Nicholas was a member of a leading Warwick family. He became the tenant of a large stone house called ‘Miles Place’ and of the Swan Inn in the town, and from his father he was to inherit (after 1435) three more messuages and a garden there and another dwelling not far away at Whitnash. In 1436 his property was estimated to be worth £13 a year. His career was assisted in its early stages by his father’s standing in the local community; John Rody was present at Nicholas’s elections to Parliament in 1413, 1419, 1421 and 1422. Furthermore, in the Commons of 1421 (Dec.) and 1437 he had as his companion John Rody junior, who was probably his brother. A lawyer, he is almost certainly to be identified with the member of Lincoln’s Inn of 1424 called by this surname.

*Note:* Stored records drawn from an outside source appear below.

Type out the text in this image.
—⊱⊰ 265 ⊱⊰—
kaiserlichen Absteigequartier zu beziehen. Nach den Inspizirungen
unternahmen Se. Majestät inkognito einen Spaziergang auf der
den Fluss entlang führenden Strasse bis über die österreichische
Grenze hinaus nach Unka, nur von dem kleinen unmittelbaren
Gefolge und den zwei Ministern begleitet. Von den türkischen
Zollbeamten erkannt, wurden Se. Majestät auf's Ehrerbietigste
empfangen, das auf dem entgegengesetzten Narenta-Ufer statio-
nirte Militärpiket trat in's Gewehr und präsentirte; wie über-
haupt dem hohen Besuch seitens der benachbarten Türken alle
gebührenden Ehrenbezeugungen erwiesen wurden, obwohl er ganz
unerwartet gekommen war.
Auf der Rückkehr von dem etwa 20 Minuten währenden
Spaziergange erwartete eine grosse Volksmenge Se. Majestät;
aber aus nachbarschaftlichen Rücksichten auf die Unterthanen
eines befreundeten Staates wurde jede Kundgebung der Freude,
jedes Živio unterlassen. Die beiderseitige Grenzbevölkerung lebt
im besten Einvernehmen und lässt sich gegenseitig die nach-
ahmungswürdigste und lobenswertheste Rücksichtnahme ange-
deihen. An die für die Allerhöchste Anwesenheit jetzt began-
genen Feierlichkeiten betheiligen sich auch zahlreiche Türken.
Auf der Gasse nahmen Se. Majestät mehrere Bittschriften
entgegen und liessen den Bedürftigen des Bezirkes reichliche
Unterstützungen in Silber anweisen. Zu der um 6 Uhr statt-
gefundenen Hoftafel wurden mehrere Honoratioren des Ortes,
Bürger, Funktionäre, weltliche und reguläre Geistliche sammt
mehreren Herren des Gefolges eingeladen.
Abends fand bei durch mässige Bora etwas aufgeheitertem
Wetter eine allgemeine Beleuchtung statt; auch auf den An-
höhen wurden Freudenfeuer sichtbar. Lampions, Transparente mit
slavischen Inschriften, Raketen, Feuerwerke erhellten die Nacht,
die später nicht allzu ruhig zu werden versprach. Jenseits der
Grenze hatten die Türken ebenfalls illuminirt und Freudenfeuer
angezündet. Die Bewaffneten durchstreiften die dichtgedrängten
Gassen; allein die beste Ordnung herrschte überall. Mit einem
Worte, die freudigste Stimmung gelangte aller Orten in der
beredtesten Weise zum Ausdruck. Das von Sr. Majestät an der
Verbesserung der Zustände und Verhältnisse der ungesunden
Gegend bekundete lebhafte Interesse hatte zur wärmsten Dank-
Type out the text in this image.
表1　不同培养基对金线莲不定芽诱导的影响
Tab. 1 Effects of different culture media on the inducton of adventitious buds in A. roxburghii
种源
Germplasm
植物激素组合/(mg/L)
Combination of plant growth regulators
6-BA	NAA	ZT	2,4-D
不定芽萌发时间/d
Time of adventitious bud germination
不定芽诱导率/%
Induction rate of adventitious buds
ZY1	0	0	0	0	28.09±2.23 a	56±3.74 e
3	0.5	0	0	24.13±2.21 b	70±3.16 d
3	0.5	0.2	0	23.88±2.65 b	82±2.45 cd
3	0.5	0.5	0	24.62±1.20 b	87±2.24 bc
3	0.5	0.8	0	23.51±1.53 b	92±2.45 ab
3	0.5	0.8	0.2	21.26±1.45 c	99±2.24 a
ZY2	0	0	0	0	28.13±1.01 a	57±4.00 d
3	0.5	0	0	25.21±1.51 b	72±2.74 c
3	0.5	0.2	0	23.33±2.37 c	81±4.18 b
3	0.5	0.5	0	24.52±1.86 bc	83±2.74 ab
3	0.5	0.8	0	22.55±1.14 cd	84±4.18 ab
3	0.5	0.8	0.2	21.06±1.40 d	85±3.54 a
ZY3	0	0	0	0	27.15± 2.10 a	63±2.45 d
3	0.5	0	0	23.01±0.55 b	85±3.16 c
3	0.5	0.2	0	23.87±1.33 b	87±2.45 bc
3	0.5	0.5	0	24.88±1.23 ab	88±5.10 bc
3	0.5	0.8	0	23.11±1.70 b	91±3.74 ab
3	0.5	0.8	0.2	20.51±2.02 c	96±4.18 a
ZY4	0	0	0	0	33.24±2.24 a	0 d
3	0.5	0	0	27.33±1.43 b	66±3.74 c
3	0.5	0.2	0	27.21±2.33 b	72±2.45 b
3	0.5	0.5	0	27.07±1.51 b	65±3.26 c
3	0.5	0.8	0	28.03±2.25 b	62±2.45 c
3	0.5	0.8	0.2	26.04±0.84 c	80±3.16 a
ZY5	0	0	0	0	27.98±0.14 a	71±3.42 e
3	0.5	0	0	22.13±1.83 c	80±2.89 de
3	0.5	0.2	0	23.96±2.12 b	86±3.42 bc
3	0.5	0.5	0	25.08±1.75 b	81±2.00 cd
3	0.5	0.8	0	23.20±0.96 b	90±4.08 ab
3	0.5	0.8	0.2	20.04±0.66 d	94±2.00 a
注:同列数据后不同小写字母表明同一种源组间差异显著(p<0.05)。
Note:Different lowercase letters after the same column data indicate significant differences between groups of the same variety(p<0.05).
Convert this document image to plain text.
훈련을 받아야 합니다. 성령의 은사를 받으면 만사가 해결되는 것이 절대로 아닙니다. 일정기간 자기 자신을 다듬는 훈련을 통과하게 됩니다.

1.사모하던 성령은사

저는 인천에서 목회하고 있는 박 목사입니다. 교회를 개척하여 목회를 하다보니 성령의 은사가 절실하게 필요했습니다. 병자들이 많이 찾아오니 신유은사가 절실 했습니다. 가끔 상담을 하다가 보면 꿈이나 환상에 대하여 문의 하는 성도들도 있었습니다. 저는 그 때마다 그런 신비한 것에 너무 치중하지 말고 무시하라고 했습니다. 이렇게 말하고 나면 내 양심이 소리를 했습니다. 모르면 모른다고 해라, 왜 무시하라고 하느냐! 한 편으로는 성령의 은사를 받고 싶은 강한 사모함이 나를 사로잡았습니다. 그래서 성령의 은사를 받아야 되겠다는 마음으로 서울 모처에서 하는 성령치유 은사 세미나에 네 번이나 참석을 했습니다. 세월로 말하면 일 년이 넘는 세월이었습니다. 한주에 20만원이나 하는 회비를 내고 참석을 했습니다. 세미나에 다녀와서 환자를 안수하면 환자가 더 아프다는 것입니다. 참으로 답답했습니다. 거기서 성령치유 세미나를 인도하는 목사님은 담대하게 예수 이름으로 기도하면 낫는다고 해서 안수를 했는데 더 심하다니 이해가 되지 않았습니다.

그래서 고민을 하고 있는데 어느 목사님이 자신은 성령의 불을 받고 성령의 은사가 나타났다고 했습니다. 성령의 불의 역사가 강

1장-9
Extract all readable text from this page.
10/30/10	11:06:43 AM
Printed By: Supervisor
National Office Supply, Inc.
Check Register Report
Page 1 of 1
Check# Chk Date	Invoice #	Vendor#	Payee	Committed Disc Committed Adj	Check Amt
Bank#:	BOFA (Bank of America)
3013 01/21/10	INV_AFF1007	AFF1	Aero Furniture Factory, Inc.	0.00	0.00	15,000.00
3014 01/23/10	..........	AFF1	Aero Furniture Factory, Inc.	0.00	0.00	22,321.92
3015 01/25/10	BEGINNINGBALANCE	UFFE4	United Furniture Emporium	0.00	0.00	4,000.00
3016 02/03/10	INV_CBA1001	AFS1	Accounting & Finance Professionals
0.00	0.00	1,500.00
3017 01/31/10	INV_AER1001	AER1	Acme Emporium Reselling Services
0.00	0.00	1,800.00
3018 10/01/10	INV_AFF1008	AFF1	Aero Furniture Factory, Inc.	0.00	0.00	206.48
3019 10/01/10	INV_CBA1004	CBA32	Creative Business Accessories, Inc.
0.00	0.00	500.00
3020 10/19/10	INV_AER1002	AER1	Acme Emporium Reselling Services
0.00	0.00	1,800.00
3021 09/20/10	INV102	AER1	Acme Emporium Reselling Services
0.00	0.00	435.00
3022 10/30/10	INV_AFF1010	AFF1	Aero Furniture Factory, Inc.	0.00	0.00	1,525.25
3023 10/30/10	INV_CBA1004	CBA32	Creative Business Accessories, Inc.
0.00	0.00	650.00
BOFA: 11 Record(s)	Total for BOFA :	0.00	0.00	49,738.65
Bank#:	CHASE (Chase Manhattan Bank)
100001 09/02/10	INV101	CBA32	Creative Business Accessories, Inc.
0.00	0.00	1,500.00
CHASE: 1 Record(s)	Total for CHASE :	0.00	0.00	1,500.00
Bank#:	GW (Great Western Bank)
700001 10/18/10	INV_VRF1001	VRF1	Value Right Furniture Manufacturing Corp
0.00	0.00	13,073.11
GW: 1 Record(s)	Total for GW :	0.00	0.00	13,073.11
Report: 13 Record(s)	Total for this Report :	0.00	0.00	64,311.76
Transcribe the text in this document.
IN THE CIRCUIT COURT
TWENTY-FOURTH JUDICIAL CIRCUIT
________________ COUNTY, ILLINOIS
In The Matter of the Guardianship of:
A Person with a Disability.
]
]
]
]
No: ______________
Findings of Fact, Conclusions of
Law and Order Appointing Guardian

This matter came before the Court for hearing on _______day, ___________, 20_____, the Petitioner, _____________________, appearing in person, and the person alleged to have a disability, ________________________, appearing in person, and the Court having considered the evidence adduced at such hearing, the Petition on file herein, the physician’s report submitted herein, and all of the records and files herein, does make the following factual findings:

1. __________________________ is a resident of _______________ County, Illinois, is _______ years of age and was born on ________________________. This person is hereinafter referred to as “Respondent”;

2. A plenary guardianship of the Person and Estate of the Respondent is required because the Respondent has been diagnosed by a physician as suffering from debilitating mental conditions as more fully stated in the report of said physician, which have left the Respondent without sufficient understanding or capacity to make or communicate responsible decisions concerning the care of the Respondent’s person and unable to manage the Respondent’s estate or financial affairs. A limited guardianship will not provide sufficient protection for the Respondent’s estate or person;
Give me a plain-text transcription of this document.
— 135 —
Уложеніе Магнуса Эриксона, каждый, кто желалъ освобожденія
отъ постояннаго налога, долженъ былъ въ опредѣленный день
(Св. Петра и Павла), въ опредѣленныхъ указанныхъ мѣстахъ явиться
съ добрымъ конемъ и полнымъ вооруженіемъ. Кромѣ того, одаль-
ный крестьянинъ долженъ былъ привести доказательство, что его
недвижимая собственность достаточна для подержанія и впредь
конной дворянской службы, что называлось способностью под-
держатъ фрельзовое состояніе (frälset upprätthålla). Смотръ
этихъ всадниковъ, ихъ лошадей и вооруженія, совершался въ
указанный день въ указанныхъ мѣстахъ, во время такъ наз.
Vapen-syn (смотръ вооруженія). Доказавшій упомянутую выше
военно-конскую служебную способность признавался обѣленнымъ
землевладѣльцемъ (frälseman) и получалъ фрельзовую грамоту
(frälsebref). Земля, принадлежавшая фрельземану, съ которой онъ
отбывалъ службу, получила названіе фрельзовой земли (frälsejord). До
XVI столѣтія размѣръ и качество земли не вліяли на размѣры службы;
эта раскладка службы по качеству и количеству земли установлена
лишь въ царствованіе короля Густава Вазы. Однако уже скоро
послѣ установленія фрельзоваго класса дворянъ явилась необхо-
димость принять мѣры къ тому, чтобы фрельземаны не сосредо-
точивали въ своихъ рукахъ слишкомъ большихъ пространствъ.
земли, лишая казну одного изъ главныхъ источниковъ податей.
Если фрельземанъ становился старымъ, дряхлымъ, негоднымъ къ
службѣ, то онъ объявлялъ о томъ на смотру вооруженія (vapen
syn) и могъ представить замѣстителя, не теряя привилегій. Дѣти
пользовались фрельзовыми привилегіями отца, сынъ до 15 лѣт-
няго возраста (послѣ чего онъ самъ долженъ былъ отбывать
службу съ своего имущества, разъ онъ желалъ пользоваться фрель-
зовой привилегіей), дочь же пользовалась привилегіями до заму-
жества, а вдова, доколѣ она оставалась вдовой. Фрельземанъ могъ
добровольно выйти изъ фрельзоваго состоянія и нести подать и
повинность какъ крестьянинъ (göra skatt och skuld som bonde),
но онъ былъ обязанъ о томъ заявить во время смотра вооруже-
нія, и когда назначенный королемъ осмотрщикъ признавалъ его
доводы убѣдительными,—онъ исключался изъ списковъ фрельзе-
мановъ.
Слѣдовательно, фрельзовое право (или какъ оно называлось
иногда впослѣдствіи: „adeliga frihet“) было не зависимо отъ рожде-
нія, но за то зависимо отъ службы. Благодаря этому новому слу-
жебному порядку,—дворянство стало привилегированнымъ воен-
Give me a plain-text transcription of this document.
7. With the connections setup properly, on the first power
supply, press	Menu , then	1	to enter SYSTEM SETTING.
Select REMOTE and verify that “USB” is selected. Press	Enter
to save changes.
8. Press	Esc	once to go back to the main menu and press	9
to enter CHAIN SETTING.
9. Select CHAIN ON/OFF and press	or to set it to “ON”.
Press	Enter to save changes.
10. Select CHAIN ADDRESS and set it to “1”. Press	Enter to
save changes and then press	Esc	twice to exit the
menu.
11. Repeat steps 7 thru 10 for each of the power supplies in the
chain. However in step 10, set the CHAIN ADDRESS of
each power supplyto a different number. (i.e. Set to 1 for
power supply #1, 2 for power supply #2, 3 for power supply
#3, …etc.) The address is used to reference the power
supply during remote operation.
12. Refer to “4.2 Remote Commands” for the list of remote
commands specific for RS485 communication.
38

It is not known precisely when Rody joined the affinity of the lord of the borough, Richard, earl of Warwick, but he had certainly done so before May 1427, for then, as one of a band of Warwick’s retainers, he was accused of breaking into property at Snitterfield belonging to the earl’s aunt by marriage, Joan, Lady Beauchamp of Abergavenny, with whom his lord had recently quarrelled. In the following year he acted as surety for two of the earl’s leading councillors, John Verney, clerk, and John Throckmorton, whose advice was no doubt of considerable value to Rody himself, since he was then involved in the administration of the earl’s estates, in the capacity of a legal advisor and steward of courts held in Warwick. It was by Earl Richard’s appointment that in 1437-8 he discharged the post of deputy sheriff of Worcestershire, for the earl held the shrievalty in fee. That Rody was a trusted and intimate member of Warwick’s circle is clear from the earl’s choice of him to be one of his executors. As such, after Warwick’s death, in 1439, he shared responsibility for securing a royal licence to grant lands worth £40 a year to the dean and chapter of the collegiate church of St. Mary, Warwick. Among those with whom he was frequently associated at this time was Thomas Hugford, another Beauchamp retainer and co-executor of Earl Richard’s will. Rody’s services were retained by the young Earl Henry (by 1446-7 he was receiving a fee of ten marks a year from the Beauchamp estates) and also by the next earl of Warwick, Richard Neville, who reappointed him as steward of Warwick.
Rody’s baronial connexions made him a figure of some importance in Warwickshire at large. His name appeared on the parliamentary indentures recording the outcome of the shire elections in 1420, 1425, 1429, 1432, 1442 and 1449 (Nov.); and in 1434 he was sworn among the notables of the county to abstain from maintaining anyone who broke the peace. He was twice appointed a royal escheator. Towards the end of his career St. Mary’s college employed him as steward and rewarded him for his counsel.